Short-term post-its – We all agreed in the chat that we get selective blindness to sticky notes if they hang around too long, but for things you only need to be reminded of once (and something chronologically close), sticky notes can work great. Most of us put them on or in places that are impossible to ignore. I’ll put them on doorknobs or over the clock on my computer screen! A similar tactic is taking something you need to remember and putting it right in your way so you can’t avoid it (I’ve done this with field equipment I couldn’t pack but was afraid I’d forget).

Subject Roulette! – This was more useful in school, but can be used for anything you’ve made into discrete chunks. I basically pick, at random, something to work on. When I get bored with it, I pick something else at random. I did this ALL the time with papers, switching between sections or between writing and analyzing data, or hopping from one paper to another. But this is also I think the oldest of my coping mechanisms–I remember in grade school intentionally switching between subjects I was doing homework for, rather than finishing one subject at a time, because I couldn’t pay attention long enough to finish one subject. Sometimes your brain needs to change trains of thought!

If you’re navigating this space too, I wish you luck. And remember you’re not the only one–there’s actually a whole bunch of us out here, kickin’ around, doing our very best!

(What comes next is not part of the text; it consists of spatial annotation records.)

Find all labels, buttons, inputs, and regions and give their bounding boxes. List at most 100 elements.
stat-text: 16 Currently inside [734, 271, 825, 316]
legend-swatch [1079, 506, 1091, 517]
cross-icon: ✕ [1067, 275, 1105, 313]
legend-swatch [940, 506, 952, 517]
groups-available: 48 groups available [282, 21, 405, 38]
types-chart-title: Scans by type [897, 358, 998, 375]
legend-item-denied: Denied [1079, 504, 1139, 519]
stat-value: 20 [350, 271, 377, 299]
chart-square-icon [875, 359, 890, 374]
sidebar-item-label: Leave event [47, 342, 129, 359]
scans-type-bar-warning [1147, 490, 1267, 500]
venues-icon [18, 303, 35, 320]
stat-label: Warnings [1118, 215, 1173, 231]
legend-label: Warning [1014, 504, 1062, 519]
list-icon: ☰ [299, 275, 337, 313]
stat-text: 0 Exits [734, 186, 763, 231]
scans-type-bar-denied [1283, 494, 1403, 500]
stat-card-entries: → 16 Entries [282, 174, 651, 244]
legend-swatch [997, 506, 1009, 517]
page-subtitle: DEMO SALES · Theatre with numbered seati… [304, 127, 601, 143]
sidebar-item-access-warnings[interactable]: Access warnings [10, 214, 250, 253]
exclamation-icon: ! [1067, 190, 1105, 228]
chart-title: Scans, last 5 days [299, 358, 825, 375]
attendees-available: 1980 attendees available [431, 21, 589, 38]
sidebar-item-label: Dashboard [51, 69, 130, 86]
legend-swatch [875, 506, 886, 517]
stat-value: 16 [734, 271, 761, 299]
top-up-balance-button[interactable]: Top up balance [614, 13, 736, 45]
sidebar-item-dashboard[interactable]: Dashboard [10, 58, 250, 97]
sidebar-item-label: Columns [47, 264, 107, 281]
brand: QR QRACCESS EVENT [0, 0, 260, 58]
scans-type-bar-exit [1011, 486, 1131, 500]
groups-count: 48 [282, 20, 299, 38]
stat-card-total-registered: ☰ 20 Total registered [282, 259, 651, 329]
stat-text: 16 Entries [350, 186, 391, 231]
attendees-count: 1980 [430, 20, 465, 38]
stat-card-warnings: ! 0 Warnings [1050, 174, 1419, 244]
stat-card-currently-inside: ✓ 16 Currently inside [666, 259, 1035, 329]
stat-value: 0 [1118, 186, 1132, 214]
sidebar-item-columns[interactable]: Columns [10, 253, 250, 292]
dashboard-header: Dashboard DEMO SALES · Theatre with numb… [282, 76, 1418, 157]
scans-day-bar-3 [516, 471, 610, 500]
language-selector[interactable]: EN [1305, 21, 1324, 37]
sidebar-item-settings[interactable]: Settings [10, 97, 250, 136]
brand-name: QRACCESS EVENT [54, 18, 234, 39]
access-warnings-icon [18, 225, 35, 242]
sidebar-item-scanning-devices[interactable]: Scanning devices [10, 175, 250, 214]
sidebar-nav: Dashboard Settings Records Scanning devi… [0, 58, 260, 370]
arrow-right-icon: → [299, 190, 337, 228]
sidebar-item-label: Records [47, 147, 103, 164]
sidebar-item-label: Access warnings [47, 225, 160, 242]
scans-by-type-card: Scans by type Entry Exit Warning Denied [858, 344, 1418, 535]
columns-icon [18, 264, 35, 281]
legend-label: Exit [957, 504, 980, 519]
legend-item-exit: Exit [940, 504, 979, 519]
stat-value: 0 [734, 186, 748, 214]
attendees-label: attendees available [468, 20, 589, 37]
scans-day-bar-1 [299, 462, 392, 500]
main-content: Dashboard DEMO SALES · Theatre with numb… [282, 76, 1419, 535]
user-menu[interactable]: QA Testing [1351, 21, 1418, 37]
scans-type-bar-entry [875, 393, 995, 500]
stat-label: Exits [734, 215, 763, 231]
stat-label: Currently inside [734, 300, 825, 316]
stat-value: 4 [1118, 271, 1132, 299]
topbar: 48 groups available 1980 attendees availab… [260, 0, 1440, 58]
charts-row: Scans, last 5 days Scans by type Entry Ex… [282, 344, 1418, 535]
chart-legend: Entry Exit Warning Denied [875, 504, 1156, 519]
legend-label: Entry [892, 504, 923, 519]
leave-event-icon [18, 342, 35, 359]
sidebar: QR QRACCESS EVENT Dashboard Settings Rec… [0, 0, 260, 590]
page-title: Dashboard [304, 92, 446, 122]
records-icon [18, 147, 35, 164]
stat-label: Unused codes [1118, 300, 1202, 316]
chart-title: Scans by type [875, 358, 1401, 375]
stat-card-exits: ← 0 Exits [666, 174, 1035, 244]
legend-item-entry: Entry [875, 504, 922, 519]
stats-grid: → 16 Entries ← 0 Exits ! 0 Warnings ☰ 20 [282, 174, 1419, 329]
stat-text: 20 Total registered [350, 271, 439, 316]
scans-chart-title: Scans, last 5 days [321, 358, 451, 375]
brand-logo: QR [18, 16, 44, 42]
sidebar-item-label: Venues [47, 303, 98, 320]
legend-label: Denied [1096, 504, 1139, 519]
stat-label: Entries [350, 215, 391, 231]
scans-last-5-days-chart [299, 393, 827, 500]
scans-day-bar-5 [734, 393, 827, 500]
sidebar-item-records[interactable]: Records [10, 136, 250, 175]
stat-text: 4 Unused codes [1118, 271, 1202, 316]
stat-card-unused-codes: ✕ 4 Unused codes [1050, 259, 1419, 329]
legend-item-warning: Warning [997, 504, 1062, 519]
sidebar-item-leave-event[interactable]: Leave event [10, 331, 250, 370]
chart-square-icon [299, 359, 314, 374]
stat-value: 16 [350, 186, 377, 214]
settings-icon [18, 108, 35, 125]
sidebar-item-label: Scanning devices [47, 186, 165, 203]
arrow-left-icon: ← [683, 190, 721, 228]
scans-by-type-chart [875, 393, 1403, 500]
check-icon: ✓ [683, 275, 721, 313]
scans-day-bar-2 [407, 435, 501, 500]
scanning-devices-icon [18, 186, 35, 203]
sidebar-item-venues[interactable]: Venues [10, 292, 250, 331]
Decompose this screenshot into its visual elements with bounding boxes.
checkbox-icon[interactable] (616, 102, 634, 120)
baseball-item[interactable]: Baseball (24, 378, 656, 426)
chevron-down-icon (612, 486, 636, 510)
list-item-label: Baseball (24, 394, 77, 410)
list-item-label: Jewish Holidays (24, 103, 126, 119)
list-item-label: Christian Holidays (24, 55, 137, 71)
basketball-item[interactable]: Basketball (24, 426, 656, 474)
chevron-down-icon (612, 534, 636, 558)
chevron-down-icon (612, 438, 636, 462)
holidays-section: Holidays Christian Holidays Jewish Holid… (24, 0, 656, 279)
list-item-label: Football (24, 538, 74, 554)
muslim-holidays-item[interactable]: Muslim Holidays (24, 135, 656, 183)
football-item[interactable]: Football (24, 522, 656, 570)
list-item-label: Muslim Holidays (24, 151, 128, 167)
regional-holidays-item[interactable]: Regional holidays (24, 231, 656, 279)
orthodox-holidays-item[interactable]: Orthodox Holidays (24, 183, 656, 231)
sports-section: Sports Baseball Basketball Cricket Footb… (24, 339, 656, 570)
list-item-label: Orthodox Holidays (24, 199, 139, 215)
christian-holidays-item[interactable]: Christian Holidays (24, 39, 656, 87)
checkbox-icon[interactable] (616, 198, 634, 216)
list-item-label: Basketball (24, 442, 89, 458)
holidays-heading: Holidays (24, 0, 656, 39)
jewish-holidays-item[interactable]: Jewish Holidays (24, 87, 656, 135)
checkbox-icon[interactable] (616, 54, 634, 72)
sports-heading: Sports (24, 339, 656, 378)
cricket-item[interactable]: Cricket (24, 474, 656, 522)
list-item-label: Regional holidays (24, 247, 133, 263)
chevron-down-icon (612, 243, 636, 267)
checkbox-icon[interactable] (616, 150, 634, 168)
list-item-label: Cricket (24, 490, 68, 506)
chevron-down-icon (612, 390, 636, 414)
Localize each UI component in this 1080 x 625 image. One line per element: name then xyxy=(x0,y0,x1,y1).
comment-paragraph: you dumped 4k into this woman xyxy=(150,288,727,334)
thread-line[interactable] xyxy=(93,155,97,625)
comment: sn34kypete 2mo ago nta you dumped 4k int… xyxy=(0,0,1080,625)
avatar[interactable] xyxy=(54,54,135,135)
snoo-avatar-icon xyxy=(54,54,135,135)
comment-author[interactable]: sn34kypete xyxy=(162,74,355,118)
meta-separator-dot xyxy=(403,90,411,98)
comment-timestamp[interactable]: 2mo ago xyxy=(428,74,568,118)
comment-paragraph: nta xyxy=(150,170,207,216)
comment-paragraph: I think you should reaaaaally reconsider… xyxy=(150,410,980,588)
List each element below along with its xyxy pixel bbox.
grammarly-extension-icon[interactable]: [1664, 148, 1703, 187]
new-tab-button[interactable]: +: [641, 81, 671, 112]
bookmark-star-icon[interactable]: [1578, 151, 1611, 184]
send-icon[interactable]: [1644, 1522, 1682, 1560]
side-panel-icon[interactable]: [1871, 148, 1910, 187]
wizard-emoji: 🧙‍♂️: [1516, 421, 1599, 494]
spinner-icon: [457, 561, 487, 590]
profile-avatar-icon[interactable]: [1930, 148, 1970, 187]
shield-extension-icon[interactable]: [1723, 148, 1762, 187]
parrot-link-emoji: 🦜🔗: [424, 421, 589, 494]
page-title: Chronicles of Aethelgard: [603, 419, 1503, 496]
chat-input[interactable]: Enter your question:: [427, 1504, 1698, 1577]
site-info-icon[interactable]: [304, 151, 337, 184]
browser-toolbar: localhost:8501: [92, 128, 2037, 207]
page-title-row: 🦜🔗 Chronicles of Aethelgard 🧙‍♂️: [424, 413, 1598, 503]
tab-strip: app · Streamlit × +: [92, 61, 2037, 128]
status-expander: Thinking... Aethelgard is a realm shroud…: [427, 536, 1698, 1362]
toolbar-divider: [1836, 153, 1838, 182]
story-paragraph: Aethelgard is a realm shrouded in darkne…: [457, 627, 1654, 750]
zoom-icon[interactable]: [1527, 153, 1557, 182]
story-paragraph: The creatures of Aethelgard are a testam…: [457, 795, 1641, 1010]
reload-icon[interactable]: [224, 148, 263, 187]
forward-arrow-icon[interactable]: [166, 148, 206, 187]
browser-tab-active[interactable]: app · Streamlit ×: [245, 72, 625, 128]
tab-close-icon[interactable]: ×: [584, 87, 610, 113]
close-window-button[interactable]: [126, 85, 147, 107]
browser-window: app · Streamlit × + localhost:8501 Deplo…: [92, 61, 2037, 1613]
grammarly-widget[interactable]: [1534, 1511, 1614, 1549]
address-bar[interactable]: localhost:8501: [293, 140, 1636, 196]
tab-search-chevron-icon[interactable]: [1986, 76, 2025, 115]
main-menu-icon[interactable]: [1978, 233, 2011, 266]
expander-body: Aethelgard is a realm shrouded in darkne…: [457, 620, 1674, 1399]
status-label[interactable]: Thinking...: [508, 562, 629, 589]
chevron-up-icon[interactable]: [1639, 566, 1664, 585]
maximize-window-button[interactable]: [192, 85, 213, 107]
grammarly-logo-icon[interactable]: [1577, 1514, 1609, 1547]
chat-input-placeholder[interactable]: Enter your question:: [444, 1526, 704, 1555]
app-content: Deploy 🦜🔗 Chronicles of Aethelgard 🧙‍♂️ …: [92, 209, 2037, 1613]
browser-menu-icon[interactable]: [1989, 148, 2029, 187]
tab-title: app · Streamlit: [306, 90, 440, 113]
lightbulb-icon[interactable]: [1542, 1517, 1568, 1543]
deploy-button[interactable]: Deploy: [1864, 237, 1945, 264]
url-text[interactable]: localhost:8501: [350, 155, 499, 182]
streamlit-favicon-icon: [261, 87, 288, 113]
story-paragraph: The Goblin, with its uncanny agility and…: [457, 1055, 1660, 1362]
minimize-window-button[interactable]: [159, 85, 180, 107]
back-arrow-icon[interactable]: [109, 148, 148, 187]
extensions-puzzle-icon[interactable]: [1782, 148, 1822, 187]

Dr. Cait Rottler (she/hers) is a Postdoctoral Research Associate at the South Central Climate Adaptation Science Center, based at the University of Oklahoma. Prior to that, she worked for the Southern Plains Climate Hub. Her research interests are many (and varied), and have included soil science, climate adaptation, plant community ecology, rangeland ecology, and agroecology. She’s also tried her hand at a little bit of remote sensing and GIS work, and is currently leading a project to build a directory of ag- and natural-resources-related datasets in the Ogallala Aquifer Region, and she describes herself as a chronic (but happy) generalist. Though currently in central Oklahoma, her home will always be Albuquerque, New Mexico, where she was born and raised and hopes to one day return for a permanent position.